1. Examine the concept of time value of money in relation to corporate managers. Propose two (2) methods in which time value of money can help corporate managers in general.

2. Examine the pros and cons of a sinking fund from the viewpoint of both a firm and its bondholders. Determine the fundamental manner in which this knowledge could be helpful to a financial manager. Provide a rationale for your response.

Solutions

Expert Solution

Answer1: The concept of time value of value as the name suggests, valuation of money received at different time is different.Basically any amount of money, we are holding today is more worthy than same amount in some future point of time.So, per USD value is simply more than it will be 10 years down the line.To apply this broader concept, time value of money is used to determine the cash flow values at different point of time.The real reason of the money being more worthy today than future depends on the fact of investment and interest earning.

Corporate managers use the concept to determine the present value of sum of money, stream of cashflow.Let's consider the first example: when companies invest in assets like machine, buildings, the time value of value is used to calculate the present value of asset's cashflow.Simlarly if I give you $100 today or offer same $100 after 1 year, you would simply prefer $100 today. You know that, same $100 you can invest at 4% interest rate and at the end of the year you will receive $4 as interest.
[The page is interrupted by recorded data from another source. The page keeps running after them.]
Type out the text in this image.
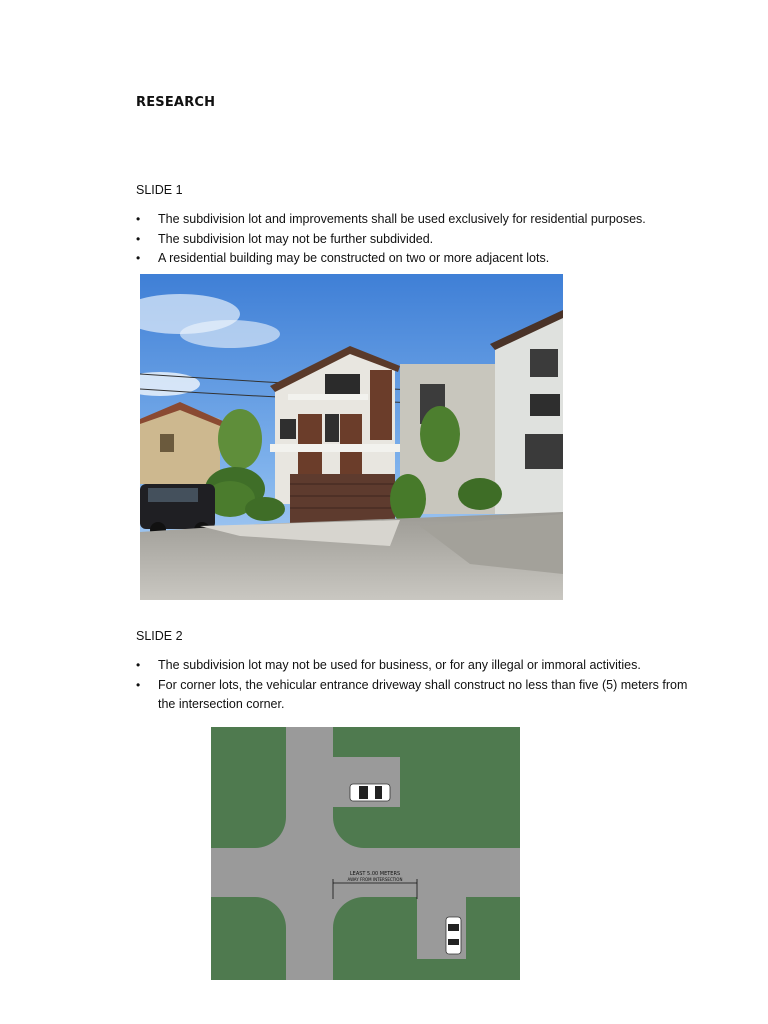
RESEARCH
SLIDE 1
• The subdivision lot and improvements shall be used exclusively for residential purposes.
• The subdivision lot may not be further subdivided.
• A residential building may be constructed on two or more adjacent lots.
SLIDE 2
• The subdivision lot may not be used for business, or for any illegal or immoral activities.
• For corner lots, the vehicular entrance driveway shall construct no less than five (5) meters from the intersection corner.
LEAST 5.00 METERS
AWAY FROM INTERSECTION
So, value is increased to $104. Apart from reinvestment opporunity, same amount of money in future would be able to buy lesser quantity than now, simply purchasing power would be be lesser.Gradual increase in inflation will be responsible for the decrease in purchasing power.

Answer2: Sinking fund is one such measure which helps any entity in building certain point of capital and debt repayment become easier.This fund provides bond issuing firm more affordability in retiring the debt.Bond issuing entity first establishes the find and then uses its money for purchasing open market outstanding bonds.However this sinking funds major cons is rising interest rate condition. The issued bond value would be lesser in interest rising condition and that will lose the demand. So, for firms sinking fund is useful when only rate falls.Once low interest bond loses worth, firms can buy bonds using the sinking fund.So, they will earn more than they pay out in debt payment.For the bondholders, behaviour will be exactly opposite. They will prefer interest rising condition.

So, any financial manager would use his/her judgement in predicting interest rate growth or fall and use sinking fund accordingly.In interest rate falling scenario, manager of a firm will sell bonds now and use sinking funds to pay back the debts. In rising interest rate scenario, go for the buying more bonds using sinking funds. For expansionary firms this sinking funds use is really useful.

For any investor, companies using sinking funds is always a good indicator as firms trying to address debt earlier.As an investor, you will always prefer companies having more certainity on bond repayment. However as sinking fund holding companies can purchase bonds at discount, investor would actually lose money in that scenario.